Objectif: un chiffre d’affaires de 8 milliards de dirhams
D’une capacité de 350.000 tonnes, la future installation va porter à 80% le taux d’utilisation de l’aciérie de Chellalate, contre seulement 50% actuellement. Sachant que l’usine historique de Tit Mellil, d’une capacité de 300.000 tonnes, tourne déjà à plein régime, le management de Maghreb Steel table sur un chiffre d’affaires prévisionnel de 8 milliards de dirhams, incluant la nouvelle installation, contre plus de 5 milliards de dirhams attendus à fin 2024.

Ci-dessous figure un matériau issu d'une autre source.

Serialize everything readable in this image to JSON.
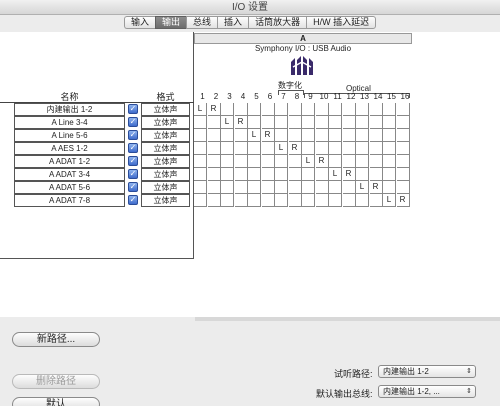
{
  "window": {
    "title": "I/O 设置"
  },
  "tabs": [
    {
      "label": "输入",
      "active": false
    },
    {
      "label": "输出",
      "active": true
    },
    {
      "label": "总线",
      "active": false
    },
    {
      "label": "插入",
      "active": false
    },
    {
      "label": "话筒放大器",
      "active": false
    },
    {
      "label": "H/W 插入延迟",
      "active": false
    }
  ],
  "table": {
    "name_header": "名称",
    "format_header": "格式",
    "rows": [
      {
        "name": "内建输出 1-2",
        "format": "立体声",
        "checked": true
      },
      {
        "name": "A Line 3-4",
        "format": "立体声",
        "checked": true
      },
      {
        "name": "A Line 5-6",
        "format": "立体声",
        "checked": true
      },
      {
        "name": "A AES 1-2",
        "format": "立体声",
        "checked": true
      },
      {
        "name": "A ADAT 1-2",
        "format": "立体声",
        "checked": true
      },
      {
        "name": "A ADAT 3-4",
        "format": "立体声",
        "checked": true
      },
      {
        "name": "A ADAT 5-6",
        "format": "立体声",
        "checked": true
      },
      {
        "name": "A ADAT 7-8",
        "format": "立体声",
        "checked": true
      }
    ]
  },
  "grid": {
    "bus": "A",
    "device": "Symphony I/O : USB Audio",
    "group_digital": "数字化",
    "group_optical": "Optical",
    "channels": [
      "1",
      "2",
      "3",
      "4",
      "5",
      "6",
      "7",
      "8",
      "9",
      "10",
      "11",
      "12",
      "13",
      "14",
      "15",
      "16"
    ],
    "left_mark": "L",
    "right_mark": "R"
  },
  "buttons": {
    "new_path": "新路径...",
    "delete_path": "删除路径",
    "default": "默认"
  },
  "audition": {
    "label": "试听路径:",
    "value": "内建输出 1-2"
  },
  "default_output": {
    "label": "默认输出总线:",
    "value": "内建输出 1-2, ..."
  },
  "icons": {
    "logo": "apogee-logo-icon",
    "checkbox": "checkmark-icon",
    "dropdown": "updown-arrows-icon"
  }
}
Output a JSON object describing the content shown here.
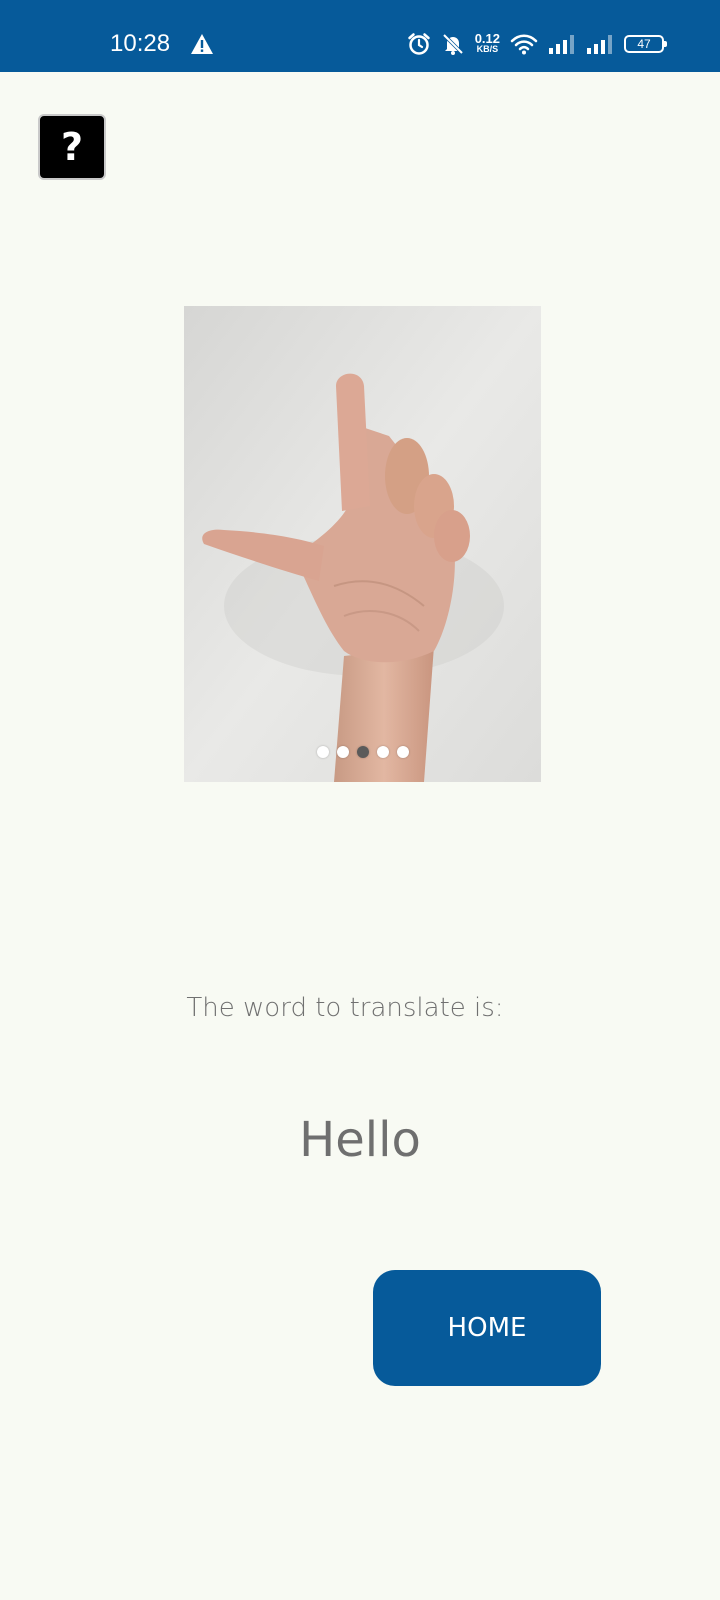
{
  "status_bar": {
    "time": "10:28",
    "net_speed_value": "0.12",
    "net_speed_unit": "KB/S",
    "battery_level": "47",
    "icons": [
      "warning-icon",
      "alarm-icon",
      "bell-muted-icon",
      "wifi-icon",
      "signal-icon",
      "signal-icon",
      "battery-icon"
    ]
  },
  "help_button": {
    "label": "?"
  },
  "carousel": {
    "dot_count": 5,
    "active_index": 2
  },
  "prompt": {
    "label": "The word to translate is:",
    "word": "Hello"
  },
  "home_button": {
    "label": "HOME"
  },
  "colors": {
    "primary": "#065a9a",
    "background": "#f8faf3",
    "text_muted": "#707070"
  }
}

Les indicateurs commerciaux et financiers du sidérurgiste laissent ainsi entrevoir de belles perspectives pour l’avenir. «2024 a été une bonne année pour nous», se félicite Zniber, qui n’omet pas de saluer le dévouement et l’implication des 1.600 collaborateurs que compte le groupe. «J’insiste sur l’engagement de tous les collaborateurs, des ouvriers jusqu’aux cadres. Même dans les situations les plus difficiles et les plus compliquées, quand la survie de Maghreb Steel n’était pas assurée, tout le monde est resté sur place et a continué à se battre pour sauver l’entreprise», conclut-il.